Позже она рассказала об этом Курту, и они снова посмеялись над тем, что я перепутала его с ее отцом, хотя постепенно я осознала, что это заблуждение проникло в меня глубже, чем они думали. Всякий раз, когда Тони просил Курта помочь, к примеру, на улице, я чувствовала, как к моему горлу поднимается протест, будто Курта следовало оберегать от неудобств и тяжелого труда. Одно время я точно так же думала об отце Джастины, что показывает, как мало мы способны меняться. И всё же Джастина не сопротивлялась этим просьбам только по той причине, что они исходили от Тони: я поняла это, когда однажды невзначай попросила Курта помочь убрать со стола и удостоилась шиканья и сердитых взглядов от Джастины.

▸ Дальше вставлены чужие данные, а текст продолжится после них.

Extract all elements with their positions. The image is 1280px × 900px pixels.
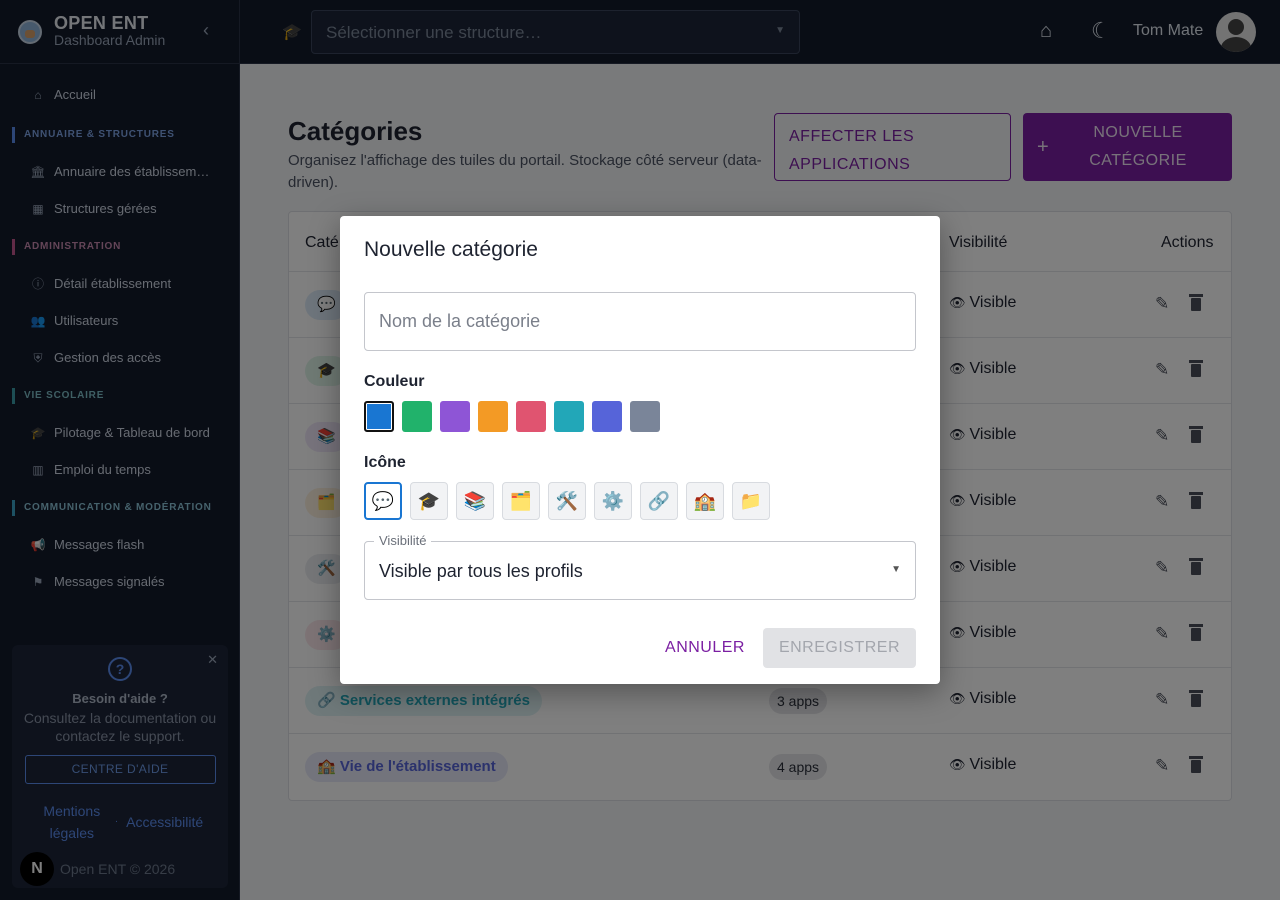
color-swatch[interactable]	[440, 401, 470, 432]
cancel-button[interactable]: ANNULER	[660, 628, 750, 668]
icon-option[interactable]: ⚙️	[594, 482, 632, 520]
dropdown-arrow-icon: ▼	[891, 564, 901, 575]
color-swatch[interactable]	[478, 401, 508, 432]
visibility-label: Visibilité	[374, 533, 432, 548]
save-button[interactable]: ENREGISTRER	[763, 628, 916, 668]
color-label: Couleur	[364, 373, 425, 390]
new-category-dialog: Nouvelle catégorie Couleur Icône 💬🎓📚🗂️🛠️…	[340, 216, 940, 684]
icon-option[interactable]: 📁	[732, 482, 770, 520]
icon-picker: 💬 🎓 📚 🗂️ 🛠️ ⚙️ 🔗 🏫 📁	[364, 482, 770, 520]
visibility-value: Visible par tous les profils	[379, 561, 583, 581]
color-swatch[interactable]	[554, 401, 584, 432]
icon-option[interactable]: 🏫	[686, 482, 724, 520]
icon-option[interactable]: 🔗	[640, 482, 678, 520]
visibility-select[interactable]: Visibilité Visible par tous les profils …	[364, 533, 916, 600]
color-swatch[interactable]	[364, 401, 394, 432]
dialog-title: Nouvelle catégorie	[364, 238, 538, 261]
color-swatches	[364, 401, 660, 432]
color-swatch[interactable]	[516, 401, 546, 432]
color-swatch[interactable]	[592, 401, 622, 432]
icon-option[interactable]: 🛠️	[548, 482, 586, 520]
icon-option[interactable]: 🗂️	[502, 482, 540, 520]
icon-label: Icône	[364, 454, 406, 471]
category-name-input[interactable]	[365, 293, 915, 350]
icon-option[interactable]: 🎓	[410, 482, 448, 520]
category-name-field[interactable]	[364, 292, 916, 351]
icon-option[interactable]: 💬	[364, 482, 402, 520]
color-swatch[interactable]	[630, 401, 660, 432]
color-swatch[interactable]	[402, 401, 432, 432]
icon-option[interactable]: 📚	[456, 482, 494, 520]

Обычно я с подозрением отношусь к тому, когда говорят, что кто-то кого-то «обожает», особенно когда нет выбора, но Джастина, казалось, с самого начала приняла Тони и доверяла ему; и Тони, я полагаю, не мог бы любить Джастину еще больше, если бы та была его дочерью. Большинство людей не способны на такую бескорыстную любовь, но у Тони нет ни биологических детей, ни кровных родственников, и он может любить кого хочет. Он во что бы то ни стало настаивал, что Курт должен помогать ему и чем-то занимать себя. Когда я, стыдясь своей ошибки, рассказала ему про фотографию, он надолго застыл, наполовину прикрыв глаза, как крокодил, и я поняла, что сходство между отцом Джастины и Куртом всё это время было для него очевидным.

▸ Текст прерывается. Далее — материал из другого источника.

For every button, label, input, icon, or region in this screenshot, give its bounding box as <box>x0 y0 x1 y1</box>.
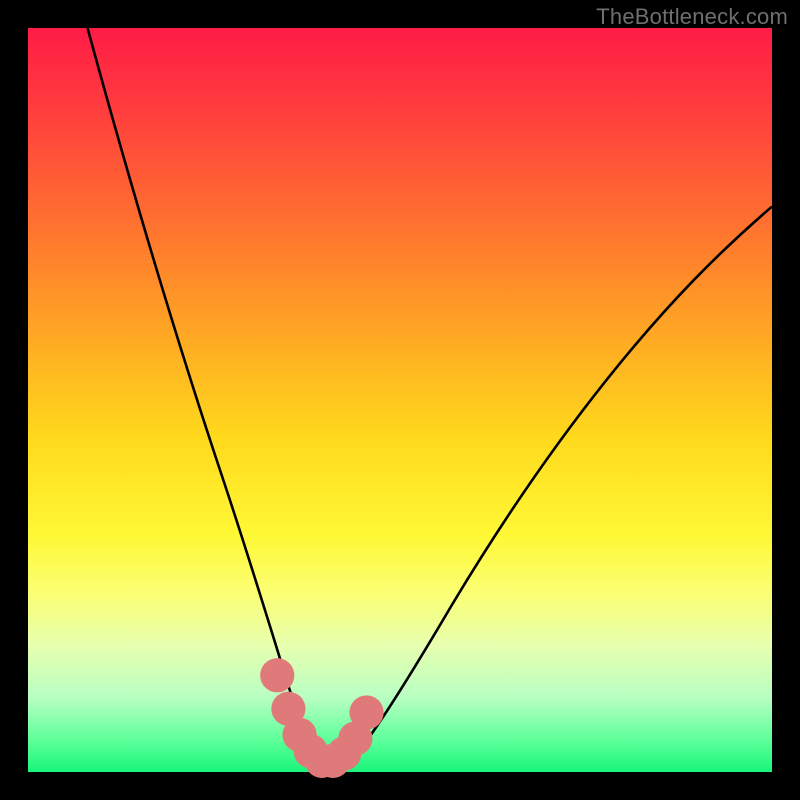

То первое утро после прибытия Л и Бретт, Джефферс, когда я говорила с Л у лодки, стало началом периода не по сезону жаркой погоды. Была весна – обычно это время бурных перемен, когда ветер, солнце и дождь сменяют друг друга, чтобы смыть зиму и дать дорогу новому началу. Но в том году день за днем нас накрывали необъяснимая тишина и зной, и из сырой земли торопились проклюнуться первые цветы, а деревья поспешно облачались в листву. Гуляя по болоту, я замечала, что тропинки, которые обычно были заболочены, теперь сухие, и всюду клубились облака жужжащих насекомых, и воздух как никогда дрожал и звучал пением птиц, будто все эти существа были раньше времени призваны из земли на какую-то большую и загадочную встречу.

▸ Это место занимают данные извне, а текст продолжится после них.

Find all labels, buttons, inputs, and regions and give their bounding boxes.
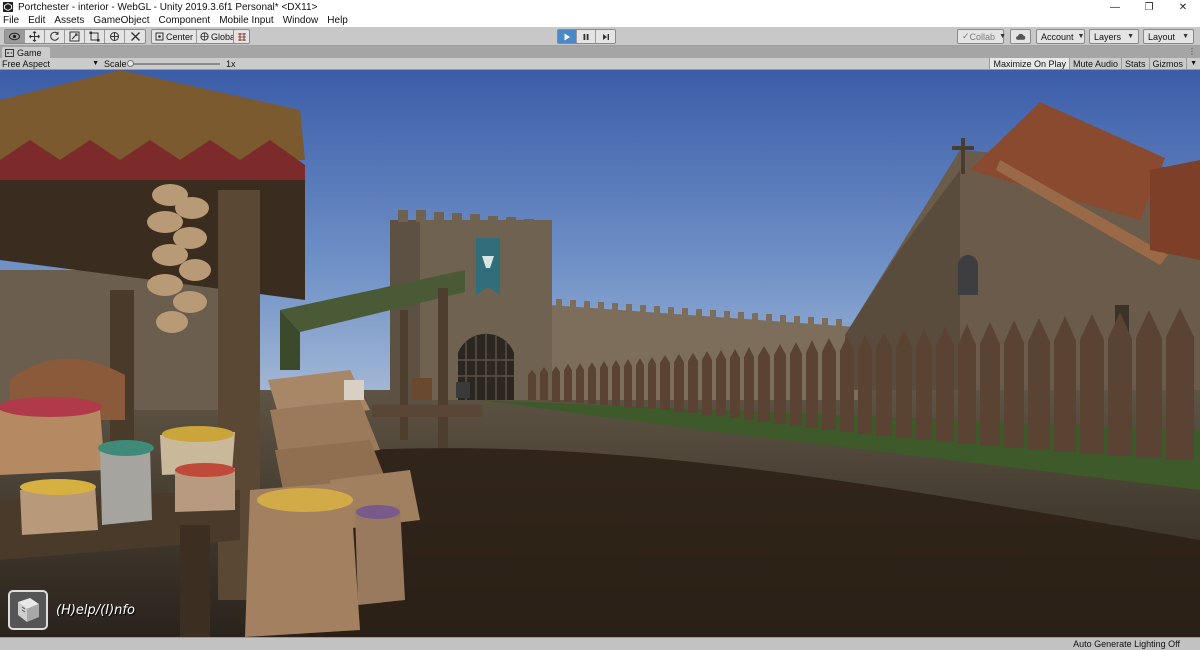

Было так сухо, что Тони заволновался, как бы некоторые молодые деревья и первые всходы не погибли из-за недостатка весеннего дождя, так что начал строить систему полива из длинных резиновых шлангов, которые он разложил по всему участку. В ней было так много разветвлений и соединений, что она напоминала огромную сеть вен, и ему пришлось проделать в шлангах сотни маленьких дырочек, чтобы вода могла беспрерывно орошать землю. Это была кропотливая и трудоемкая работа, которая заняла у него много времени, и я уже привыкла видеть его сосредоточенно склонившимся над шлангами то в одной части нашего участка, то в другой. Потом он призвал на помощь Курта, и теперь вдалеке виднелись уже две согнувшиеся переговаривающиеся фигуры, а солнце светило им на головы. Время от времени я приносила им попить, и у них уходила целая вечность, чтобы понять, что я стою рядом, пока они разбирались в устройстве какого-то сложного соединения или пытались выяснить, из-за чего по тому или иному ответвлению не течет вода. Они не могли позволить себе небрежность или неаккуратность: малейшая ошибка привела бы к отказу всей системы. Тони посадил большинство деревьев сам и беспокоился о каждом из них. Сколько это отнимает времени и сил, Джефферс, – заботиться обо всем, не обманывать себя отмахиваясь от какой-нибудь мелочи! Думаю, похожим образом пишут стихи.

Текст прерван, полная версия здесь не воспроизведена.